Gentile Avv. Ciucio, ho letto da più parti della possibilità che il Fisco possa adottare una sorta di Redditometro per le proprie indagini fiscali, anche facendo leva su controlli bancari. Posso avere chiarimenti al riguardo? Grazie (P., via mail)
Il cd. redditometro (con altri strumenti a disposizione degli uffici dell’amministrazione finnziaria come le indagini bancarie) trova la propria ratio nell’ausilio al Fisco nell’attività di quest’ultimo volta alla ricerca di coloro che conducono un tenore di vita assolutamente sproporzionato rispetto a quanto dichiarato annualmente.
Il redditometro, come già evoca il termine stesso, è lo strumento vòlto a misurare la ricchezza del contribuente. Pertanto, verranno controllati i soggetti possessori di immobili, residenze secondarie, auto di lusso, barche ed aeromobili (categorie che formano le ccdd. “manifestazioni di capacità contributiva”), i quali dichiarano redditi imponibili molto bassi.
Gli Uffici avranno anche il potere di effettuare controlli bancari, al fine di conferire il massimo grado di sostenibilità alla pretesa fiscale. I primi soggetti che verranno controllati saranno indubbiamente coloro che non hanno evidenziato nella propria dichiarazione dei redditi alcun debito d’imposta, ma che al contempo risultino possessori di beni sopra elencati.
Il cd. “redditometro” altro non è se non lo strumento che consente di enucleare una prima stima – sintetica – di reddito: gli Uffici dell’AGE tramite esso potranno pertanto procedere agli accertamenti ccdd. sintetici dei redditi di una persona fisica, ex art. 38 d.P.R. n. 600/1973: “L’Ufficio può, in base ad elementi e circostanze di fatto certi, determinare sinteticamente il reddito complessivo del contribuente in relazione al contenuto induttivo di tali elementi e circostanze, quando il reddito complessivo netto accertabile si discosta per almeno un quarto da quello dichiarato“.
Tale determinazione induttiva può essere effettuata dall’AGE in relazione ad elementi indicativi di capacità contributiva, allorchè il reddito dichiarato non risulti congruo rispetto a tali elementi per due o più periodi d’imposta.
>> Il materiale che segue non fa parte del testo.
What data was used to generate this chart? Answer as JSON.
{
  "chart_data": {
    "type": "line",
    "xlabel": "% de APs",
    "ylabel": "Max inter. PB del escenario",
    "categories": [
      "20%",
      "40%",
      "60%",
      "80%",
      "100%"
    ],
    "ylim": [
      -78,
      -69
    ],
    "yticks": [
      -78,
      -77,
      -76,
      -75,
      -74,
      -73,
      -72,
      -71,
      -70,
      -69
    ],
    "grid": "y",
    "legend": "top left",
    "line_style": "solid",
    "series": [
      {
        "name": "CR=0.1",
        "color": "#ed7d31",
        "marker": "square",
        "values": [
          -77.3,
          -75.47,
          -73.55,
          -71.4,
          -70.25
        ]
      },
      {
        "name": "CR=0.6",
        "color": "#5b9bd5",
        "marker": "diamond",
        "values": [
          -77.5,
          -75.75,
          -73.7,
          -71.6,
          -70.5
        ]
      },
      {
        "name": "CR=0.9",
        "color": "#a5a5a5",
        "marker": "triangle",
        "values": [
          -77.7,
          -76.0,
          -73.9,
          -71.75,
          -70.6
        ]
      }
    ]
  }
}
Si elencano i beni/servizi di cui in narrativa:
- aeromobili;
- navi/imbarcazioni da diporto;
- autoveicoli;
- motoveicoli di cilindrata superiore ai 250 cc;
- roulottes;
- residenze (principali e secondarie);
- collaboratori familiari (ccdd. colfs);
- cavalli;
- assicurazioni (escluse quelle per i veicoli, sulla vita e sugli infortuni o malattie) e mutui.
Sul come si calcoli il reddito presunto, interviene l’art. 2, comma 1 del d.m. 10/9/92, che afferma che i beni/servizi appena riportati: “Si considerano nella disponibilità della persona fisica che a qualsiasi titolo o anche di fatto utilizza o fa utilizzare i beni o riceve o fa ricevere i servizi ovvero sopporta in tutto o in parte i relativi costi”. Ciò che importa è pertanto la mera situazione di fatto: esempio classico, l’auto intestata al figlio non ancora percettore di reddito è nella “disponibilità fiscale” del genitore.
Si considerano quindi gli importi relativi a ciascun bene/servizio disponibile, riducendo tali importi qualora il bene sia nella disponibilità anche di altri soggetti (coniuge, figli etc. a carico); si moltiplica quindi ogni importo per il rispettivo coefficiente indicato in tabella. I valori ottenuti vengono quindi sommati, secondo i seguenti criteri:
– il valore più elevato è considerato per intero, cioè al 100%; il secondo valore è considerato al 60%; il terzo al 50%; il quarto al 40%; quelli successivi al 20%. La somma dei valori è il reddito presunto: si deve quindi aggiungere la quota relativa ad eventuali incrementi patrimoniali: l’art. 38 comma 5 d.P.R. n. 600/73, infatti, recita: “Qualora l’Ufficio determini sinteticamente il reddito complessivonetto in relazione alla spesa per incrementi patrimoniali, la stessa si presume sostenuta, salvo prova contraria, con redditi conseguiti, in quote costanti, nell’anno in cui è stata effettuata e nei quattro anni precedenti”. Ne consegue, quindi, che per gli investimenti effettuati, si deve attribuire la quota di 1/5 all’anno in cui è stata sostenuta la spesa e la quota di 1/5 a ciascuno dei quattro anni precedenti.